Canadian CEOs are homebodies. Few of them have overseas work experience compared to their international counterparts, according to a recent study by global headhunting firm Russell Reynolds Associates. Only 37% of Canadian CEOs have spent at least one year abroad before ascending to the top job, compared to 67% of Australian CEOs.
But the country’s executives recognize the importance of international work experience.

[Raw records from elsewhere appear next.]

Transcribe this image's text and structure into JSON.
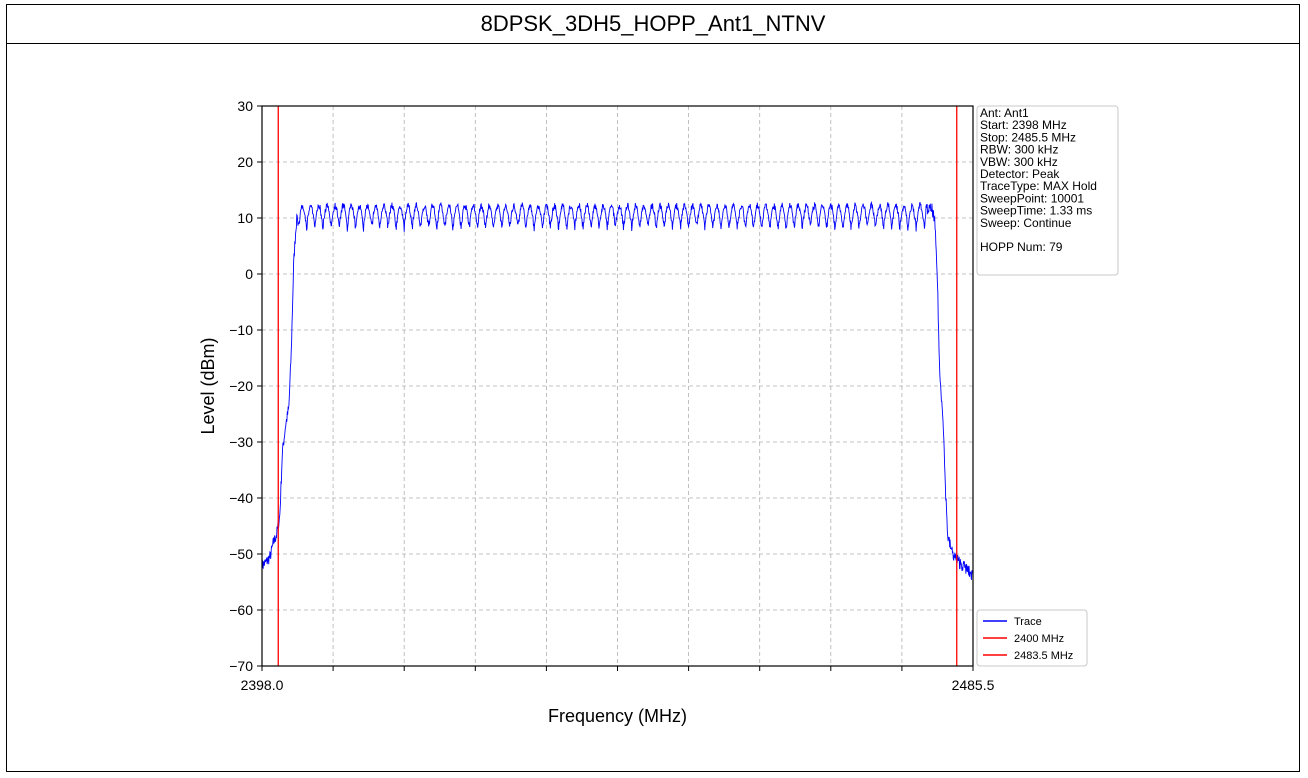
{
  "page_title": "8DPSK_3DH5_HOPP_Ant1_NTNV",
  "colors": {
    "trace": "#0000ff",
    "limit": "#ff0000",
    "grid": "#b0b0b0",
    "axis": "#000000"
  },
  "chart_data": {
    "type": "line",
    "title": "8DPSK_3DH5_HOPP_Ant1_NTNV",
    "xlabel": "Frequency (MHz)",
    "ylabel": "Level (dBm)",
    "xlim": [
      2398.0,
      2485.5
    ],
    "ylim": [
      -70,
      30
    ],
    "x_tick_labels": [
      "2398.0",
      "2485.5"
    ],
    "y_ticks": [
      30,
      20,
      10,
      0,
      -10,
      -20,
      -30,
      -40,
      -50,
      -60,
      -70
    ],
    "grid": true,
    "series": [
      {
        "name": "Trace",
        "color": "#0000ff",
        "hop_channels": 79,
        "first_channel_mhz": 2402.0,
        "channel_spacing_mhz": 1.0,
        "peak_level_dbm": 12.8,
        "valley_level_dbm": 7.5,
        "envelope": [
          [
            2398.0,
            -52.0
          ],
          [
            2398.5,
            -51.5
          ],
          [
            2399.0,
            -50.5
          ],
          [
            2399.4,
            -48.0
          ],
          [
            2399.8,
            -46.5
          ],
          [
            2400.2,
            -43.0
          ],
          [
            2400.5,
            -32.0
          ],
          [
            2400.9,
            -27.0
          ],
          [
            2401.3,
            -24.0
          ],
          [
            2401.6,
            -14.0
          ],
          [
            2401.9,
            2.0
          ],
          [
            2402.2,
            9.0
          ],
          [
            2402.6,
            11.5
          ],
          [
            2480.5,
            11.5
          ],
          [
            2480.8,
            9.0
          ],
          [
            2481.1,
            0.0
          ],
          [
            2481.4,
            -18.0
          ],
          [
            2481.8,
            -25.0
          ],
          [
            2482.1,
            -38.0
          ],
          [
            2482.4,
            -47.0
          ],
          [
            2483.0,
            -50.0
          ],
          [
            2483.8,
            -51.5
          ],
          [
            2484.6,
            -52.5
          ],
          [
            2485.5,
            -54.0
          ]
        ]
      },
      {
        "name": "2400 MHz",
        "color": "#ff0000",
        "vline_x": 2400.0
      },
      {
        "name": "2483.5 MHz",
        "color": "#ff0000",
        "vline_x": 2483.5
      }
    ],
    "info_box": {
      "placement": "top-right outside plot",
      "lines": [
        "Ant: Ant1",
        "Start: 2398 MHz",
        "Stop: 2485.5 MHz",
        "RBW: 300 kHz",
        "VBW: 300 kHz",
        "Detector: Peak",
        "TraceType: MAX Hold",
        "SweepPoint: 10001",
        "SweepTime: 1.33 ms",
        "Sweep: Continue",
        "",
        "HOPP Num: 79"
      ]
    },
    "legend": {
      "placement": "bottom-right outside plot",
      "entries": [
        "Trace",
        "2400 MHz",
        "2483.5 MHz"
      ]
    }
  }
}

In a web poll conducted by Compas Inc., CEOs were asked to advise young people on the necessary skills and preparation for success in business, and nearly 70% of the respondents strongly recommended early overseas work experience.

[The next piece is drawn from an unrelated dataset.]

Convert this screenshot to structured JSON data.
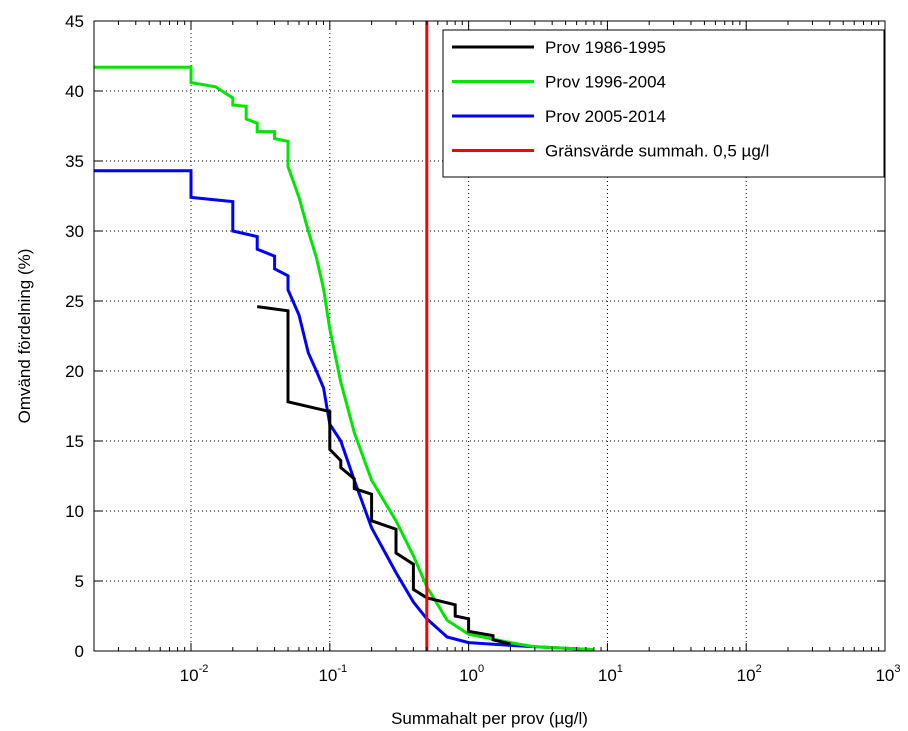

‘Overseas and varied experience is the most important factor,’ wrote one CEO. ‘There is too much time spent on paper qualifications.’ Early work experience in the U.S. was deemed to be less important than time spent in emerging markets.
The CEOs also see acquiring foreign language skills to be beneficial, and most of them believe having Chinese language skills is more important than fluency in other languages, such as Spanish or Japanese.

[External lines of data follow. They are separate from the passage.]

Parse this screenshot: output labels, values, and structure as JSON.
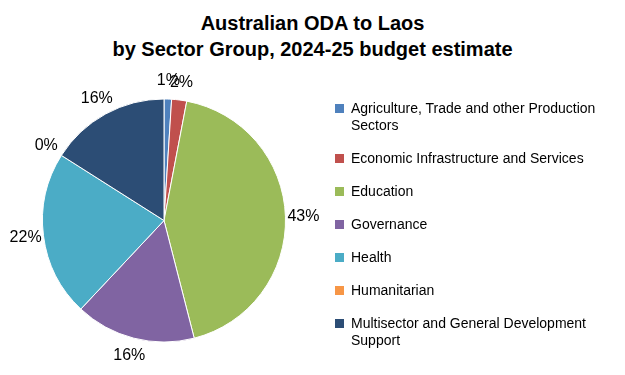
{
  "chart_data": {
    "type": "pie",
    "title": [
      "Australian ODA to Laos",
      "by Sector Group, 2024-25 budget estimate"
    ],
    "categories": [
      "Agriculture, Trade and other Production Sectors",
      "Economic Infrastructure and Services",
      "Education",
      "Governance",
      "Health",
      "Humanitarian",
      "Multisector and General Development Support"
    ],
    "values": [
      1,
      2,
      43,
      16,
      22,
      0,
      16
    ],
    "value_labels": [
      "1%",
      "2%",
      "43%",
      "16%",
      "22%",
      "0%",
      "16%"
    ],
    "colors": [
      "#4f81bd",
      "#c0504d",
      "#9bbb59",
      "#8064a2",
      "#4bacc6",
      "#f79646",
      "#2c4d75"
    ],
    "legend": "right",
    "data_labels": true
  }
}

Indeed, the respondents believe Chinese language skills will be slightly more useful for success in business than acquiring a PhD in any field, excluding engineering. ‘I had started on my PhD, but realized that I would become too limited in job prospects in the real word,’ wrote one respondent. ‘So I dropped further education at that point. Best decision I could have ever made.’
On the whole, however, the CEOs strongly supported education. Possessing excellent written and oral communication skills, and obtaining a degree from a top Canadian university were the most crucial requirements for business success, according to the respondents.